1. Field of the Invention
The present invention relates to a direct oxidation fuel cell.
2. Description of the Related Art
The direct oxidation fuel cell is directly supplied with a fuel in liquid phase and generates electrical energy by an electro-chemical reaction of hydrogen contained in the fuel and air supplied separately.
The direct oxidation fuel cell may be of the passive type in which air is supplied at no-load independent of a pump or a blower, or an active type in which air is supplied by driving a pump or a blower.
The passive type direct oxidation fuel cell includes a membrane-electrode assembly (MEA) and anode and cathode plates disposed in close contact with respective sides of the MEA interposed therebetween.
The cathode plate includes a plurality of air vents through which air flows and is exposed to the atmosphere. The air vents have the same diameter and penetrate the cathode plate, and the diameter is of such a size that conductivity of the cathode plate can be sustained. In other words, the cathode plate is disposed in close contact with the MEA while maintaining a reference contact area such that a contact area closely contacting the MEA does not affect the conductivity.
However, the conventional passive type direct oxidation fuel cell generates water vapor through a reduction reaction of air in the MEA, and the cathode plate is exposed to the atmosphere, so that the water vapor contacts the atmosphere of a relatively low temperature and is condensed into water in the air vents of the cathode plate.
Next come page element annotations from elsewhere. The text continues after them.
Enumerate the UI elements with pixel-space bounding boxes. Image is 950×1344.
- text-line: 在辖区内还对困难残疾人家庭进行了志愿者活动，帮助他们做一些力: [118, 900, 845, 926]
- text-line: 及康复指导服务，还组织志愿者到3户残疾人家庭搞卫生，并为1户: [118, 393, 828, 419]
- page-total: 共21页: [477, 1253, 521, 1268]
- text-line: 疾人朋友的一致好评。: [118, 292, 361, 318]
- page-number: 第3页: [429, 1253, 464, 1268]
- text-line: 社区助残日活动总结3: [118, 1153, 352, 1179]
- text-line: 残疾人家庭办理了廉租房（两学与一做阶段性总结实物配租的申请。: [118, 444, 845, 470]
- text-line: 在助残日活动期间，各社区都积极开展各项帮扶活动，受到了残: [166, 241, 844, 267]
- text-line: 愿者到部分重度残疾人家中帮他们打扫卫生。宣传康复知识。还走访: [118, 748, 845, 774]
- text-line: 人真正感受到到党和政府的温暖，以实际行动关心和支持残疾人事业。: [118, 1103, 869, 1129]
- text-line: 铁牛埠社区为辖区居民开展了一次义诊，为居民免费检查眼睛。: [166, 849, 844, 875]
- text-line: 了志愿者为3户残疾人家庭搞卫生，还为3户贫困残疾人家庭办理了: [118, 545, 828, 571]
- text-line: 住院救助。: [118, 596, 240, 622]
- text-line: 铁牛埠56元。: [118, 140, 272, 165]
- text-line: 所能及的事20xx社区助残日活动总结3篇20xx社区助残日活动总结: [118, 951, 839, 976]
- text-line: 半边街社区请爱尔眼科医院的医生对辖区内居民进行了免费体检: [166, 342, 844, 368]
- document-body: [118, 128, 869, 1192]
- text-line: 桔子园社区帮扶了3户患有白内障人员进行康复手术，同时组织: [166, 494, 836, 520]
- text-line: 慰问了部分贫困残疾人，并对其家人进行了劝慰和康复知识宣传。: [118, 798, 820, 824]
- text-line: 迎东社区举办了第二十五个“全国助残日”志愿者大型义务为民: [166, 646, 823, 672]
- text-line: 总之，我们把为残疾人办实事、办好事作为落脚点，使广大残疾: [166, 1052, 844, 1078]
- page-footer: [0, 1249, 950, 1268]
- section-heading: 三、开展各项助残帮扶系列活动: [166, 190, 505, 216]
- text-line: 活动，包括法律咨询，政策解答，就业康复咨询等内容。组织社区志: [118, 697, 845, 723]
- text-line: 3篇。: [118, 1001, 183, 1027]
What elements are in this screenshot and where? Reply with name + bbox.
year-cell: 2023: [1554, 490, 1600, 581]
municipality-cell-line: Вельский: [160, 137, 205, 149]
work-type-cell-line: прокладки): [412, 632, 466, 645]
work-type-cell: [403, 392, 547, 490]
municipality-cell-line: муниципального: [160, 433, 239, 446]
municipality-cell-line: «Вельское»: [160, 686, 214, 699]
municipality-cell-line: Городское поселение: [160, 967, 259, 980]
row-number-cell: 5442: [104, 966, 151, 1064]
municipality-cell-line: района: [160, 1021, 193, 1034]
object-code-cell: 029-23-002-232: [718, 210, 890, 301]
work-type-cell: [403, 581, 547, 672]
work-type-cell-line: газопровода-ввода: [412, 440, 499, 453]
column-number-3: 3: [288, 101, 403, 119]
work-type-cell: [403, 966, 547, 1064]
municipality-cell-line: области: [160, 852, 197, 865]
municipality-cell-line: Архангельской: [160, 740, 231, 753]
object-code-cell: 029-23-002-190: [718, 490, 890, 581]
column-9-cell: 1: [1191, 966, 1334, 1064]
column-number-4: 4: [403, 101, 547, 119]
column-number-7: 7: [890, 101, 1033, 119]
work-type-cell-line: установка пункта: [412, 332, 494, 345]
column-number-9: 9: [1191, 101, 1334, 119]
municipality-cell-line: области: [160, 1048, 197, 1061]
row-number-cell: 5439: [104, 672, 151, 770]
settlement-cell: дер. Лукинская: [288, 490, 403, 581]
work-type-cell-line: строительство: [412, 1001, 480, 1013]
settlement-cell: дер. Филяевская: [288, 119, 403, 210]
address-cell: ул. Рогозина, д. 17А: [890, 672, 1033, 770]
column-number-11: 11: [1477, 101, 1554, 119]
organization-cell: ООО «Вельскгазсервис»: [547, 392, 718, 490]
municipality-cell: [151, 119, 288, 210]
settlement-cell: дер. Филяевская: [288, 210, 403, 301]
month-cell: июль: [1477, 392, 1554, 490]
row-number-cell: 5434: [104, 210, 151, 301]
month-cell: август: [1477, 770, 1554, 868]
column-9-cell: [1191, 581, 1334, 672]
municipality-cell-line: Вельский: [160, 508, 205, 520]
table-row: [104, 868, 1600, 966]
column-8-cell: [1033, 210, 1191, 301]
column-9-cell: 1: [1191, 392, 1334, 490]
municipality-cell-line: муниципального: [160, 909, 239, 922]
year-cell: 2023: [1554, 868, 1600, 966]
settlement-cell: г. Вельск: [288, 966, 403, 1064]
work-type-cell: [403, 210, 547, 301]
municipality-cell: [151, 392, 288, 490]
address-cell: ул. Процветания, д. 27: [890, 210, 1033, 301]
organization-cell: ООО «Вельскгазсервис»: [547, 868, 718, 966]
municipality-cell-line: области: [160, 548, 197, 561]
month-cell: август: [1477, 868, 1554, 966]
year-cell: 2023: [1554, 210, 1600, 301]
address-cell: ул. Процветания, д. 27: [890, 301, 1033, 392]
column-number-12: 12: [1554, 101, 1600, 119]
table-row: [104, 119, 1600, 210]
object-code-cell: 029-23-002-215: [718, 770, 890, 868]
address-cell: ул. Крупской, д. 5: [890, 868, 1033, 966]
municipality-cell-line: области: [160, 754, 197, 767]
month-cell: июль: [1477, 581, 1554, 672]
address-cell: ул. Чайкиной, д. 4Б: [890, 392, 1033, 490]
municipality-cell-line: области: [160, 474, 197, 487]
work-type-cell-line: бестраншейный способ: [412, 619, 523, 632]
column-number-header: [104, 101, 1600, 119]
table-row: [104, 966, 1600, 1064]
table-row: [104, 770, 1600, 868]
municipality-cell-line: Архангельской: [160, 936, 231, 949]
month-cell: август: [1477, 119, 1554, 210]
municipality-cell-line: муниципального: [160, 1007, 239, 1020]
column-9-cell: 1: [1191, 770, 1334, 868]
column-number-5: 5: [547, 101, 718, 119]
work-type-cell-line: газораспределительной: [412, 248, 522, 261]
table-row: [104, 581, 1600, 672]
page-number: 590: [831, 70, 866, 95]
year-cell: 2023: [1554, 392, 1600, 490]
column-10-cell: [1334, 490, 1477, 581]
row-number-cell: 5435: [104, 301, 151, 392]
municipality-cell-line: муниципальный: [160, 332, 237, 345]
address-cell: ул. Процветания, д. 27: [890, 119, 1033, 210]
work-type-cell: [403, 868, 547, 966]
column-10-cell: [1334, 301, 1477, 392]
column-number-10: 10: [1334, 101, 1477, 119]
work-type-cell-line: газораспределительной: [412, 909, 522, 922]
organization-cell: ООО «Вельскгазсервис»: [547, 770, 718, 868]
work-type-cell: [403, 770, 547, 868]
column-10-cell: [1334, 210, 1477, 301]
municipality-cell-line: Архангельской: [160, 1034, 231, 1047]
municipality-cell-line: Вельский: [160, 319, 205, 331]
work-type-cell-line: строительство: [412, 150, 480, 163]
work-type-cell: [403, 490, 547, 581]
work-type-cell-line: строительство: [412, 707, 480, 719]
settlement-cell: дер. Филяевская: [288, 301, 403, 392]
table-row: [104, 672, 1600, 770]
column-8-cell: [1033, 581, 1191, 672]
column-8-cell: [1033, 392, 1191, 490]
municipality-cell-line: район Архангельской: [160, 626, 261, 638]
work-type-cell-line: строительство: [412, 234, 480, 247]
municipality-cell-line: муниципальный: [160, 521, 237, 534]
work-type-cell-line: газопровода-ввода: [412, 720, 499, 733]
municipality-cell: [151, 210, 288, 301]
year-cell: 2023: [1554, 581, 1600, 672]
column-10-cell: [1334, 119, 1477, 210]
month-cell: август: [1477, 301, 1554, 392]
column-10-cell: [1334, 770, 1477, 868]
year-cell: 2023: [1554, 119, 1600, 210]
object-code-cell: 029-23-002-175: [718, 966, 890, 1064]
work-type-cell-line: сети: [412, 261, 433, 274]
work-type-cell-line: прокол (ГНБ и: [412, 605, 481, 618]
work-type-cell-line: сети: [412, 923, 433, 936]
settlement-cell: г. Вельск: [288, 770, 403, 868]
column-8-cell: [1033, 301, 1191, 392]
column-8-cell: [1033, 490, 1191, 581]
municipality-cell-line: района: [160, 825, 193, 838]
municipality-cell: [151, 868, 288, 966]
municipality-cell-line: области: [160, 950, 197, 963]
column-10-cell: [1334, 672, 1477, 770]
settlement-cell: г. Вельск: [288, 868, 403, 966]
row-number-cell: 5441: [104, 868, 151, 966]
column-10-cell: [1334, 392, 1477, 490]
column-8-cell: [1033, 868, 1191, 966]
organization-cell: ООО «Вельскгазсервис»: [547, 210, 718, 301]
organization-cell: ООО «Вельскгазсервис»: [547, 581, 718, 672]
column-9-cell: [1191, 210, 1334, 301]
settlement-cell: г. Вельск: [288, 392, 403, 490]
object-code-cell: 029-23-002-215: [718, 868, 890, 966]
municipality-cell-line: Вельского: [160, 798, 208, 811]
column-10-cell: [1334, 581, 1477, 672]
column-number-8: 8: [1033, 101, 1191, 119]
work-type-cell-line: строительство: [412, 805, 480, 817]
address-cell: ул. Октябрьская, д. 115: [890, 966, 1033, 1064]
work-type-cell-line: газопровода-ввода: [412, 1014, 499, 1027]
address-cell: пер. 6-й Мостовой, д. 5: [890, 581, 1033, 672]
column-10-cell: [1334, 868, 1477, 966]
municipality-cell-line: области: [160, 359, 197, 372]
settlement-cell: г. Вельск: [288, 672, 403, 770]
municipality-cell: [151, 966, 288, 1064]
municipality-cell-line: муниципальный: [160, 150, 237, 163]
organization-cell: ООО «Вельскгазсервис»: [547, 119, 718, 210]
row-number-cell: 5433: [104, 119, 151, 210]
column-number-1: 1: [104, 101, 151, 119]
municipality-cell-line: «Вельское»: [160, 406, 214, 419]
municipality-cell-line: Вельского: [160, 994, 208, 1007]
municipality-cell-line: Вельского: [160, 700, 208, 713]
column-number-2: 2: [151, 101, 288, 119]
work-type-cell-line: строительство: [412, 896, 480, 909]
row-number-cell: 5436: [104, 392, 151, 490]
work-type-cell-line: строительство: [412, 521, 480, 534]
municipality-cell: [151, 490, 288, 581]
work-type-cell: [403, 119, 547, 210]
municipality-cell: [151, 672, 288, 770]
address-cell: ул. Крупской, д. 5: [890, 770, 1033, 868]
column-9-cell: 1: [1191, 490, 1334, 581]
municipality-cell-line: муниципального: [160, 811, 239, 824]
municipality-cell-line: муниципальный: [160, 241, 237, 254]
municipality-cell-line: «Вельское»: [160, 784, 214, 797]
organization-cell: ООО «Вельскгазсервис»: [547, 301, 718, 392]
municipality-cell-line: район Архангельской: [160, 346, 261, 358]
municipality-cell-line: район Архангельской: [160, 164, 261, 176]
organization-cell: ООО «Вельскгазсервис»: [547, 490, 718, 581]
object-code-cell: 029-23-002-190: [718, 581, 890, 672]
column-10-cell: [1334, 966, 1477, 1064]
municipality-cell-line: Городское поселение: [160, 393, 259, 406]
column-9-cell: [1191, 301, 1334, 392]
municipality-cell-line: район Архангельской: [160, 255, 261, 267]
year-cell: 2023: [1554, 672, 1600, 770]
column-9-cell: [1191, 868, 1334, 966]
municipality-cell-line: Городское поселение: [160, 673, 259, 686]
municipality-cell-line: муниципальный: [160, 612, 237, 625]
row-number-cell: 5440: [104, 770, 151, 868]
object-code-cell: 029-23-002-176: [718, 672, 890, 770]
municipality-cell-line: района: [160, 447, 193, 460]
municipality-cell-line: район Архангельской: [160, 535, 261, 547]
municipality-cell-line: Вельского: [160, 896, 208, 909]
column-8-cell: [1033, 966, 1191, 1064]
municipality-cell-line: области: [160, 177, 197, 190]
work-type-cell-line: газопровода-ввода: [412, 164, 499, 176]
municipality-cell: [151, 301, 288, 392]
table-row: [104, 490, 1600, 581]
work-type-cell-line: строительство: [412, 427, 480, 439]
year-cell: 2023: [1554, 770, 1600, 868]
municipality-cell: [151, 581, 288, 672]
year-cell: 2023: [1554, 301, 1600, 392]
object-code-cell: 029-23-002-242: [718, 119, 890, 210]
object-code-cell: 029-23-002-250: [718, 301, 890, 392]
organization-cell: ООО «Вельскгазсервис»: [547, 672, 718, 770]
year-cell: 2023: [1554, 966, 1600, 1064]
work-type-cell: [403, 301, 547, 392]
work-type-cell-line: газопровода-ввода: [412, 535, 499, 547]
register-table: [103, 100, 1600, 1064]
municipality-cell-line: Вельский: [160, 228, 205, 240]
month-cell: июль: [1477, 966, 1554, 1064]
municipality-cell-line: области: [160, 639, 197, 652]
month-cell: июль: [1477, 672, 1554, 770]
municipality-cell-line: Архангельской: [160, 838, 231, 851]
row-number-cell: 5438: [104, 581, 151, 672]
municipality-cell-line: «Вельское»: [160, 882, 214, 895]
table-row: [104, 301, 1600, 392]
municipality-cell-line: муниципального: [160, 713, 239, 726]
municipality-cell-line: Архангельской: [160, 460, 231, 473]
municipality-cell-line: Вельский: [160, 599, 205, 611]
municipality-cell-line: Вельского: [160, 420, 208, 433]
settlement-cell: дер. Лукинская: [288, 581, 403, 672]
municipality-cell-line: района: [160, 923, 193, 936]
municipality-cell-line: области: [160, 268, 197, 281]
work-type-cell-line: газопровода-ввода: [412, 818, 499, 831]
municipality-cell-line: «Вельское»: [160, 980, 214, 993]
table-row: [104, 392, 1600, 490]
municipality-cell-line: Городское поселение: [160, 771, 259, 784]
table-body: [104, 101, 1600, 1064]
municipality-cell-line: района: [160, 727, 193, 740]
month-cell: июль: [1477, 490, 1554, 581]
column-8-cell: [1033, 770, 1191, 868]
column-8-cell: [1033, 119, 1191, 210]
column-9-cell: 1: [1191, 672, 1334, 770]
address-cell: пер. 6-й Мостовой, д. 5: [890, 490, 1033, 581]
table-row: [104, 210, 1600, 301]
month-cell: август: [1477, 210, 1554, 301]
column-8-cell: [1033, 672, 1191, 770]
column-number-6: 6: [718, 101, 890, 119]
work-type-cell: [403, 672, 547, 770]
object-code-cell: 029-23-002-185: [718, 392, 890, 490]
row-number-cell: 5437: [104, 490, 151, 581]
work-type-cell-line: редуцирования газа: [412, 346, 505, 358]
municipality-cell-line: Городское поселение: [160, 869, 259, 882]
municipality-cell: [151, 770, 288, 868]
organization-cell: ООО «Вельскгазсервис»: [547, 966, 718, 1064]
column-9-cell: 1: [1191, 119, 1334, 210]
The condensed water is collected in the air vents of the cathode plate, so that the condensed water blocks the air vents by operation of surface tension.
Accordingly, in the conventional direct oxidation fuel cell, the air vents of the cathode plate are blocked by the condensed water so as not to be properly supplied with air in the atmosphere. Therefore, efficiency and reliability of the entire fuel cell decreases.
In order to solve the aforementioned problem, the conventional direct oxidation fuel cell is constructed such that diameters of the entire air vents of the cathode plate increase. In this case, the contact area of the cathode plate with respect to the MEA becomes smaller than the reference contact area, so that electrons cannot properly move to the cathode plate.
Consequently, in the conventional direct oxidation fuel cell, the potential difference that occurs when electrons move decreases. Accordingly, the output efficiency of electrical energy decreases.